Angela Barkhouse, Deveau’s sister, says he was in a coma for 36 days.
“He was pronounced dead twice,” she said.
Harris refers to Deveau as a true super hero and a promoter of optimism for those who get caught up in self-pity or the “why me” syndrome.
Deveau works Tuesdays, Thursdays and Fridays at the Meteghan SIP, where his co-workers think highly of him and he “knows everyone who comes through the door.”
The first thing you notice about Deveau is the light in his eyes and his beautiful smile that connects with your soul.
“Everyone seems to know Clyde and is happy to see him when they come in,” said assistant manager Liette LeBlanc.
“He’s a jokester and he fits right in. He’s always willing to try new stuff and learn more. He helps with the dishes too,” she added.
“I love doing dishes,” Deveau said with a smile.
He also loves drawing and bowling.
When he was 11 he moved to Toronto with his aunt and spent six months in rehab.

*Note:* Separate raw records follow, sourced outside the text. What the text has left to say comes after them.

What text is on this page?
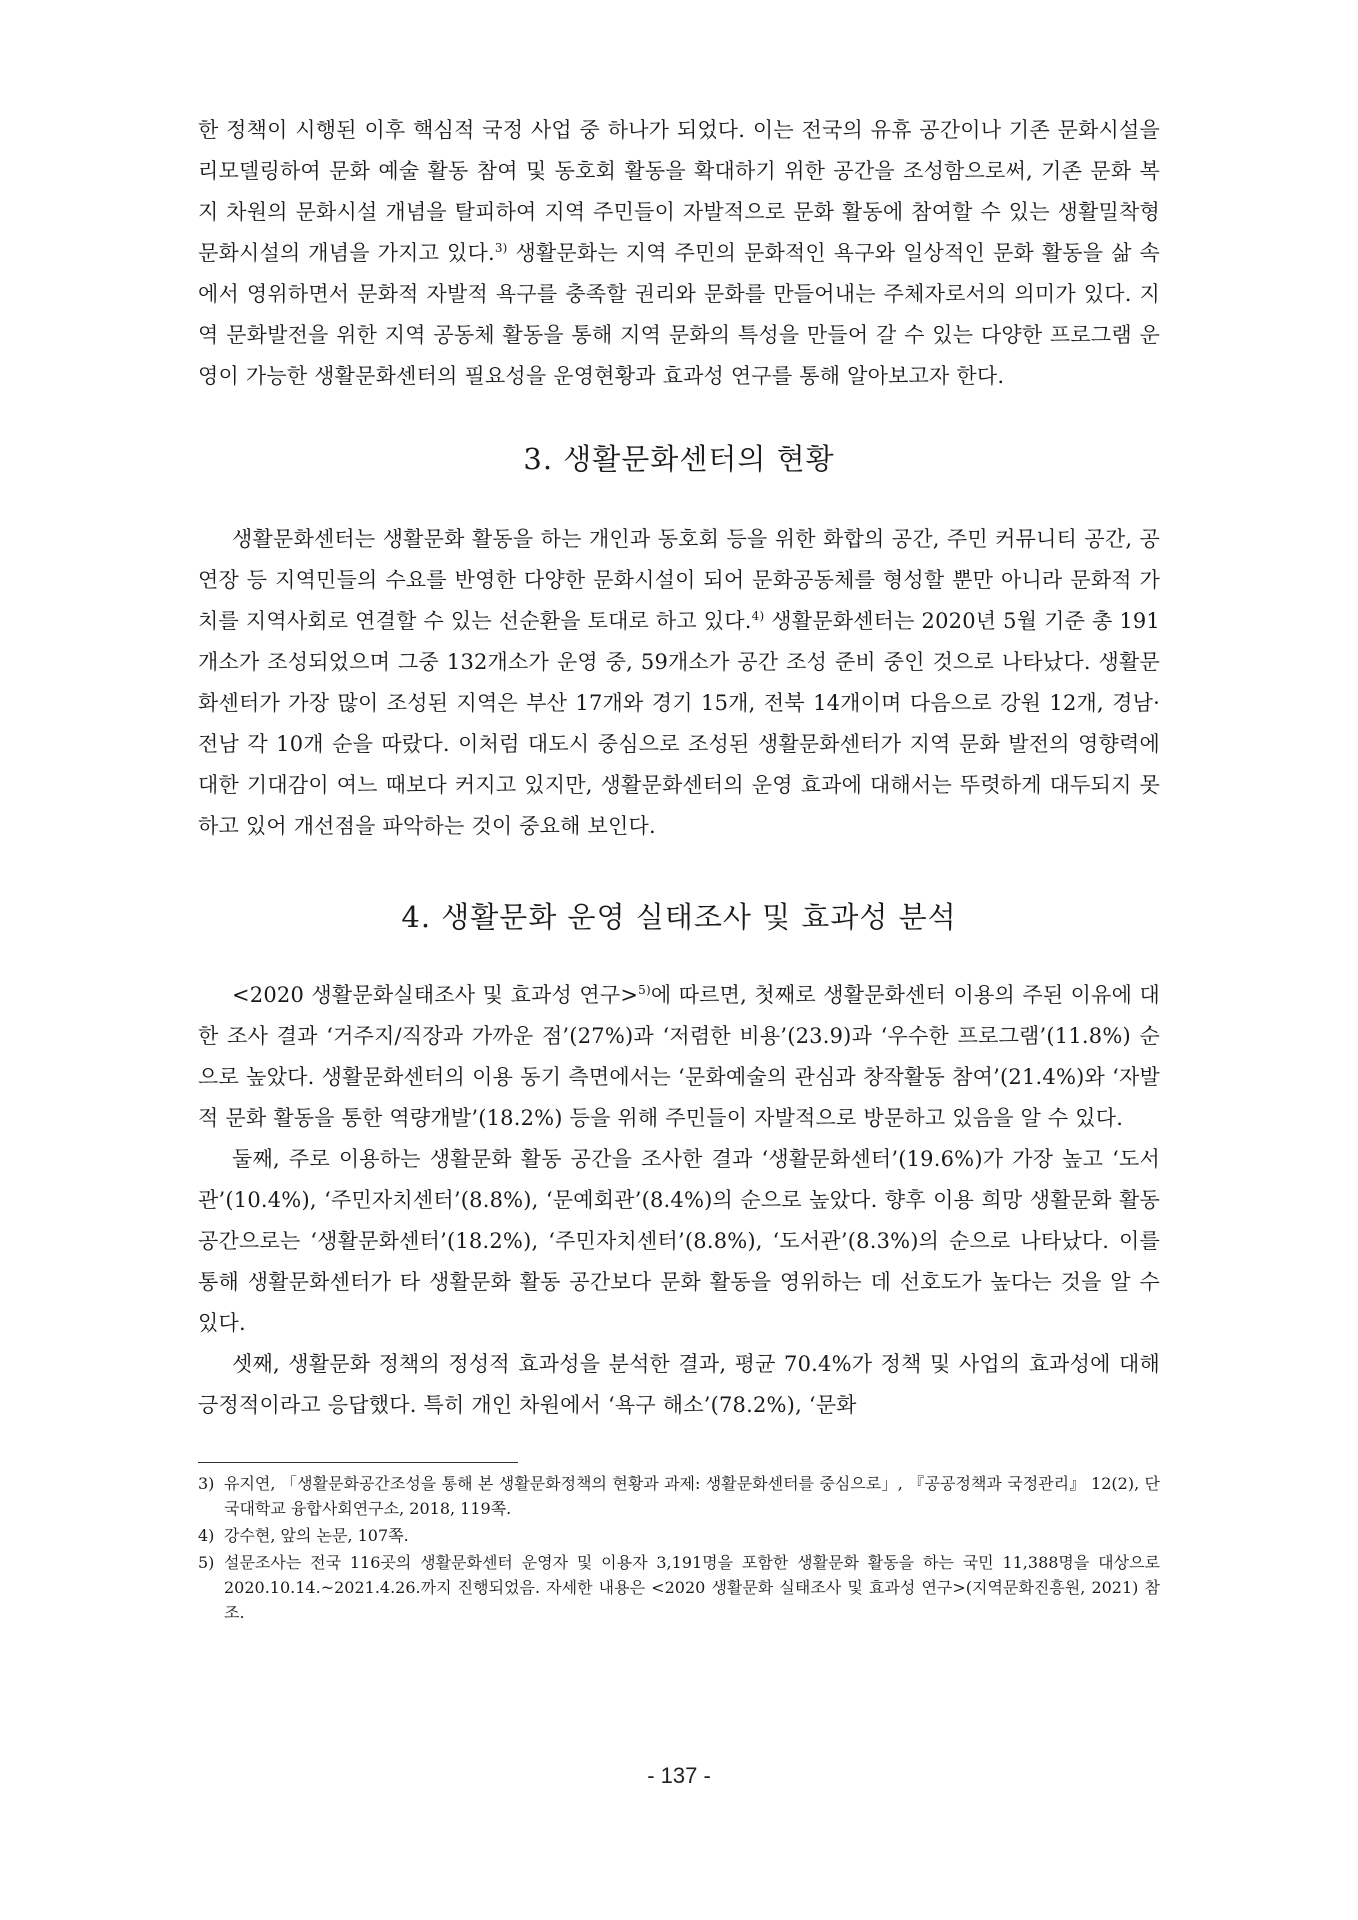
한 정책이 시행된 이후 핵심적 국정 사업 중 하나가 되었다. 이는 전국의 유휴 공간이나 기존 문화시설을 리모델링하여 문화 예술 활동 참여 및 동호회 활동을 확대하기 위한 공간을 조성함으로써, 기존 문화 복지 차원의 문화시설 개념을 탈피하여 지역 주민들이 자발적으로 문화 활동에 참여할 수 있는 생활밀착형 문화시설의 개념을 가지고 있다.$^{3)}$ 생활문화는 지역 주민의 문화적인 욕구와 일상적인 문화 활동을 삶 속에서 영위하면서 문화적 자발적 욕구를 충족할 권리와 문화를 만들어내는 주체자로서의 의미가 있다. 지역 문화발전을 위한 지역 공동체 활동을 통해 지역 문화의 특성을 만들어 갈 수 있는 다양한 프로그램 운영이 가능한 생활문화센터의 필요성을 운영현황과 효과성 연구를 통해 알아보고자 한다.

3. 생활문화센터의 현황

생활문화센터는 생활문화 활동을 하는 개인과 동호회 등을 위한 화합의 공간, 주민 커뮤니티 공간, 공연장 등 지역민들의 수요를 반영한 다양한 문화시설이 되어 문화공동체를 형성할 뿐만 아니라 문화적 가치를 지역사회로 연결할 수 있는 선순환을 토대로 하고 있다.$^{4)}$ 생활문화센터는 2020년 5월 기준 총 191개소가 조성되었으며 그중 132개소가 운영 중, 59개소가 공간 조성 준비 중인 것으로 나타났다. 생활문화센터가 가장 많이 조성된 지역은 부산 17개와 경기 15개, 전북 14개이며 다음으로 강원 12개, 경남·전남 각 10개 순을 따랐다. 이처럼 대도시 중심으로 조성된 생활문화센터가 지역 문화 발전의 영향력에 대한 기대감이 여느 때보다 커지고 있지만, 생활문화센터의 운영 효과에 대해서는 뚜렷하게 대두되지 못하고 있어 개선점을 파악하는 것이 중요해 보인다.

4. 생활문화 운영 실태조사 및 효과성 분석

<2020 생활문화실태조사 및 효과성 연구>$^{5)}$에 따르면, 첫째로 생활문화센터 이용의 주된 이유에 대한 조사 결과 ‘거주지/직장과 가까운 점’(27%)과 ‘저렴한 비용’(23.9)과 ‘우수한 프로그램’(11.8%) 순으로 높았다. 생활문화센터의 이용 동기 측면에서는 ‘문화예술의 관심과 창작활동 참여’(21.4%)와 ‘자발적 문화 활동을 통한 역량개발’(18.2%) 등을 위해 주민들이 자발적으로 방문하고 있음을 알 수 있다.

둘째, 주로 이용하는 생활문화 활동 공간을 조사한 결과 ‘생활문화센터’(19.6%)가 가장 높고 ‘도서관’(10.4%), ‘주민자치센터’(8.8%), ‘문예회관’(8.4%)의 순으로 높았다. 향후 이용 희망 생활문화 활동 공간으로는 ‘생활문화센터’(18.2%), ‘주민자치센터’(8.8%), ‘도서관’(8.3%)의 순으로 나타났다. 이를 통해 생활문화센터가 타 생활문화 활동 공간보다 문화 활동을 영위하는 데 선호도가 높다는 것을 알 수 있다.

셋째, 생활문화 정책의 정성적 효과성을 분석한 결과, 평균 70.4%가 정책 및 사업의 효과성에 대해 긍정적이라고 응답했다. 특히 개인 차원에서 ‘욕구 해소’(78.2%), ‘문화

3) 유지연, 「생활문화공간조성을 통해 본 생활문화정책의 현황과 과제: 생활문화센터를 중심으로」, 『공공정책과 국정관리』 12(2), 단국대학교 융합사회연구소, 2018, 119쪽.
4) 강수현, 앞의 논문, 107쪽.
5) 설문조사는 전국 116곳의 생활문화센터 운영자 및 이용자 3,191명을 포함한 생활문화 활동을 하는 국민 11,388명을 대상으로 2020.10.14.~2021.4.26.까지 진행되었음. 자세한 내용은 <2020 생활문화 실태조사 및 효과성 연구>(지역문화진흥원, 2021) 참조.
- 137 -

“They helped me a lot,” he said.
At the age of 29 he returned to Clare.
Deveau lives at la Maison Jérôme and also works at Atelier de Clare - a social enterprise and adult service centre providing day programs to adults with special needs.
Clients build birdhouses and are commissioned to paint or apply photos in memory of loved ones, make barbecue scrapers, kindling, bath bombs and more.
Upon entering the facility, one can’t help but notice the plaque sitting on the desk: “Atelier de Clare CEO Clyde Deveau.”
Executive director Carolyn Sloan says Deveau has always had a desk in the entry to greet people and that he was one of the first that wanted to become involved in the new retail sector of the facility.
“When we got this new desk put in, he said, ‘I’m moving up in the world.’ He was really excited to take on that role.”
She says his sense of humour is well known.
“He takes pride in who he is. He’s a gentleman. He has never lost his dignity and is a very dignified person. He’s incredibly intelligent in terms of his understanding of people and situations. He’s always intuitive.”
Deveau has sat on several committees and working groups that have made proposals to the board or put together projects. He also helped put together a self-advocacy and leadership program. He and his colleagues succeeded in changing the part-time status of their job coach to full-time by writing a letter to the Department of Community Services.
“They were inspired by the self-advocacy course,” said Sloan.
“Clyde has always known that he’s had a voice, a mind of his own. He has good ideas and a lot to contribute. Given the opportunity, he’s the first to step forward. He’s a natural leader.”
Bookkeeper Lucille Robicheau says Deveau always has a smile and is happy to see people.
“Clyde is a people person. He’s definitely an extrovert. He thrives on having people to chat with.”
Deveau turns 50 July 4. Those who know and love him will undoubtedly make the day a very special one for him.